Dancing beyond the Mirror Stage: Jacques Lacan and the Embodied Sinthome
Abstract
“Dancing beyond the Mirror Stage” brings Lacanian psychoanalytic theory and dance into conversation and explores what each can offer the other. Jacques Lacan, a French psychoanalyst, argues that James Joyce prevented psychosis by creating, via his writing, what Lacan terms a sinthome. Lacan defines psychosis as the separation of the rings that comprise the psyche—the real, the imaginary, and the symbolic—in which the imaginary ring threatens to slip away. Lacan argues that this sinthome is a fourth element in the psyche that works on the body (which shapes the imaginary) by contacting the real, keeping the imaginary in place and the psyche connected.
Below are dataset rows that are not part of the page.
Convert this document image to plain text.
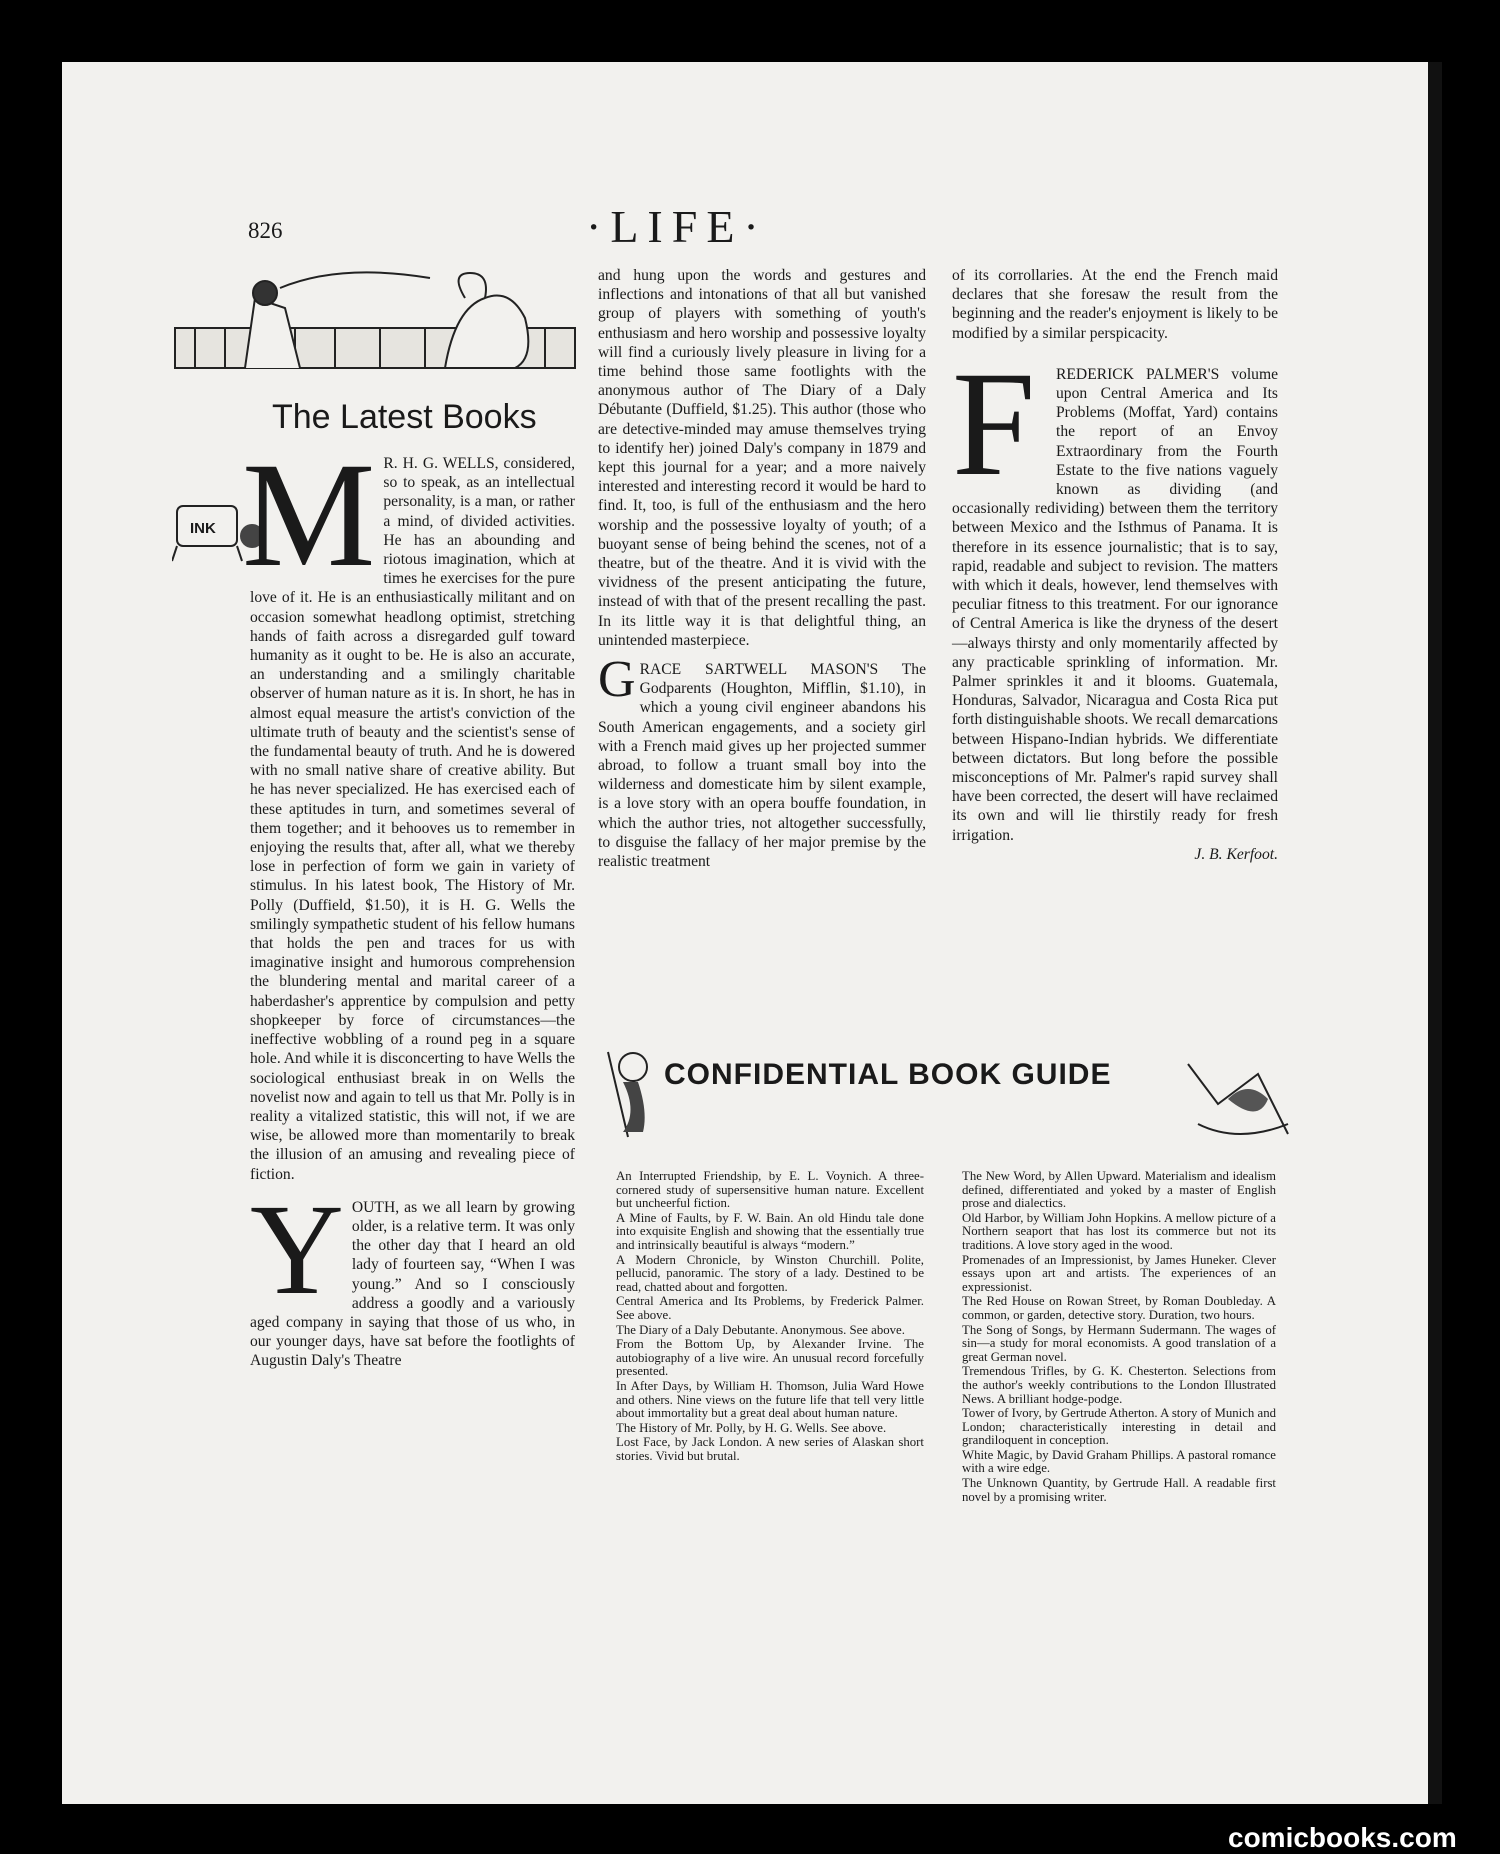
826	·LIFE·
The Latest Books
INK M R. H. G. WELLS, considered, so to speak, as an intellectual personality, is a man, or rather a mind, of divided activities. He has an abounding and riotous imagination, which at times he exercises for the pure love of it. He is an enthusiastically militant and on occasion somewhat headlong optimist, stretching hands of faith across a disregarded gulf toward humanity as it ought to be. He is also an accurate, an understanding and a smilingly charitable observer of human nature as it is. In short, he has in almost equal measure the artist's conviction of the ultimate truth of beauty and the scientist's sense of the fundamental beauty of truth. And he is dowered with no small native share of creative ability. But he has never specialized. He has exercised each of these aptitudes in turn, and sometimes several of them together; and it behooves us to remember in enjoying the results that, after all, what we thereby lose in perfection of form we gain in variety of stimulus. In his latest book, The History of Mr. Polly (Duffield, $1.50), it is H. G. Wells the smilingly sympathetic student of his fellow humans that holds the pen and traces for us with imaginative insight and humorous comprehension the blundering mental and marital career of a haberdasher's apprentice by compulsion and petty shopkeeper by force of circumstances—the ineffective wobbling of a round peg in a square hole. And while it is disconcerting to have Wells the sociological enthusiast break in on Wells the novelist now and again to tell us that Mr. Polly is in reality a vitalized statistic, this will not, if we are wise, be allowed more than momentarily to break the illusion of an amusing and revealing piece of fiction.

Y OUTH, as we all learn by growing older, is a relative term. It was only the other day that I heard an old lady of fourteen say, “When I was young.” And so I consciously address a goodly and a variously aged company in saying that those of us who, in our younger days, have sat before the footlights of Augustin Daly's Theatre

and hung upon the words and gestures and inflections and intonations of that all but vanished group of players with something of youth's enthusiasm and hero worship and possessive loyalty will find a curiously lively pleasure in living for a time behind those same footlights with the anonymous author of The Diary of a Daly Débutante (Duffield, $1.25). This author (those who are detective-minded may amuse themselves trying to identify her) joined Daly's company in 1879 and kept this journal for a year; and a more naively interested and interesting record it would be hard to find. It, too, is full of the enthusiasm and the hero worship and the possessive loyalty of youth; of a buoyant sense of being behind the scenes, not of a theatre, but of the theatre. And it is vivid with the vividness of the present anticipating the future, instead of with that of the present recalling the past. In its little way it is that delightful thing, an unintended masterpiece.

G RACE SARTWELL MASON'S The Godparents (Houghton, Mifflin, $1.10), in which a young civil engineer abandons his South American engagements, and a society girl with a French maid gives up her projected summer abroad, to follow a truant small boy into the wilderness and domesticate him by silent example, is a love story with an opera bouffe foundation, in which the author tries, not altogether successfully, to disguise the fallacy of her major premise by the realistic treatment

of its corrollaries. At the end the French maid declares that she foresaw the result from the beginning and the reader's enjoyment is likely to be modified by a similar perspicacity.

F	REDERICK PALMER'S volume upon Central America and Its Problems (Moffat, Yard) contains the report of an Envoy Extraordinary from the Fourth Estate to the five nations vaguely known as dividing (and occasionally redividing) between them the territory between Mexico and the Isthmus of Panama. It is therefore in its essence journalistic; that is to say, rapid, readable and subject to revision. The matters with which it deals, however, lend themselves with peculiar fitness to this treatment. For our ignorance of Central America is like the dryness of the desert—always thirsty and only momentarily affected by any practicable sprinkling of information. Mr. Palmer sprinkles it and it blooms. Guatemala, Honduras, Salvador, Nicaragua and Costa Rica put forth distinguishable shoots. We recall demarcations between Hispano-Indian hybrids. We differentiate between dictators. But long before the possible misconceptions of Mr. Palmer's rapid survey shall have been corrected, the desert will have reclaimed its own and will lie thirstily ready for fresh irrigation.

J. B. Kerfoot.

CONFIDENTIAL BOOK GUIDE

An Interrupted Friendship, by E. L. Voynich. A three-cornered study of supersensitive human nature. Excellent but uncheerful fiction.

A Mine of Faults, by F. W. Bain. An old Hindu tale done into exquisite English and showing that the essentially true and intrinsically beautiful is always “modern.”

A Modern Chronicle, by Winston Churchill. Polite, pellucid, panoramic. The story of a lady. Destined to be read, chatted about and forgotten.

Central America and Its Problems, by Frederick Palmer. See above.

The Diary of a Daly Debutante. Anonymous. See above.

From the Bottom Up, by Alexander Irvine. The autobiography of a live wire. An unusual record forcefully presented.

In After Days, by William H. Thomson, Julia Ward Howe and others. Nine views on the future life that tell very little about immortality but a great deal about human nature.

The History of Mr. Polly, by H. G. Wells. See above.

Lost Face, by Jack London. A new series of Alaskan short stories. Vivid but brutal.

The New Word, by Allen Upward. Materialism and idealism defined, differentiated and yoked by a master of English prose and dialectics.

Old Harbor, by William John Hopkins. A mellow picture of a Northern seaport that has lost its commerce but not its traditions. A love story aged in the wood.

Promenades of an Impressionist, by James Huneker. Clever essays upon art and artists. The experiences of an expressionist.

The Red House on Rowan Street, by Roman Doubleday. A common, or garden, detective story. Duration, two hours.

The Song of Songs, by Hermann Sudermann. The wages of sin—a study for moral economists. A good translation of a great German novel.

Tremendous Trifles, by G. K. Chesterton. Selections from the author's weekly contributions to the London Illustrated News. A brilliant hodge-podge.

Tower of Ivory, by Gertrude Atherton. A story of Munich and London; characteristically interesting in detail and grandiloquent in conception.

White Magic, by David Graham Phillips. A pastoral romance with a wire edge.

The Unknown Quantity, by Gertrude Hall. A readable first novel by a promising writer.

comicbooks.com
At the end of his seminar on Joyce, Lacan comments that dance does not work on the body in the same manner. This dissertation scrutinizes that statement; intuitively, dance seems to involve the body more than writing does. I begin by unravelling Lacan’s understanding of the sinthome to show the key element for Joyce is how his writing plays with and binds elements of the real. I then to turn to theories of dance, looking at what dance is and arguing that contrary to Lacan’s statement, dance can be sinthome. In fact, dance may be the art most likely to produce a sinthome because it is more closely connected to the imaginary (via the body) and the real. In other words, dance, like psychoanalysis, can help people contain intrusions of the real, then teach people who cannot play (because they feel intruded upon), how to play, producing a space of creativity. Thus, not only is dance like psychoanalysis but psychoanalysis might be more like (or need to be more like) dance. Therefore, having established dance can be a sinthome, I look at the implication of this conclusion—and the possibilities this offers—for both dance and psychoanalysis.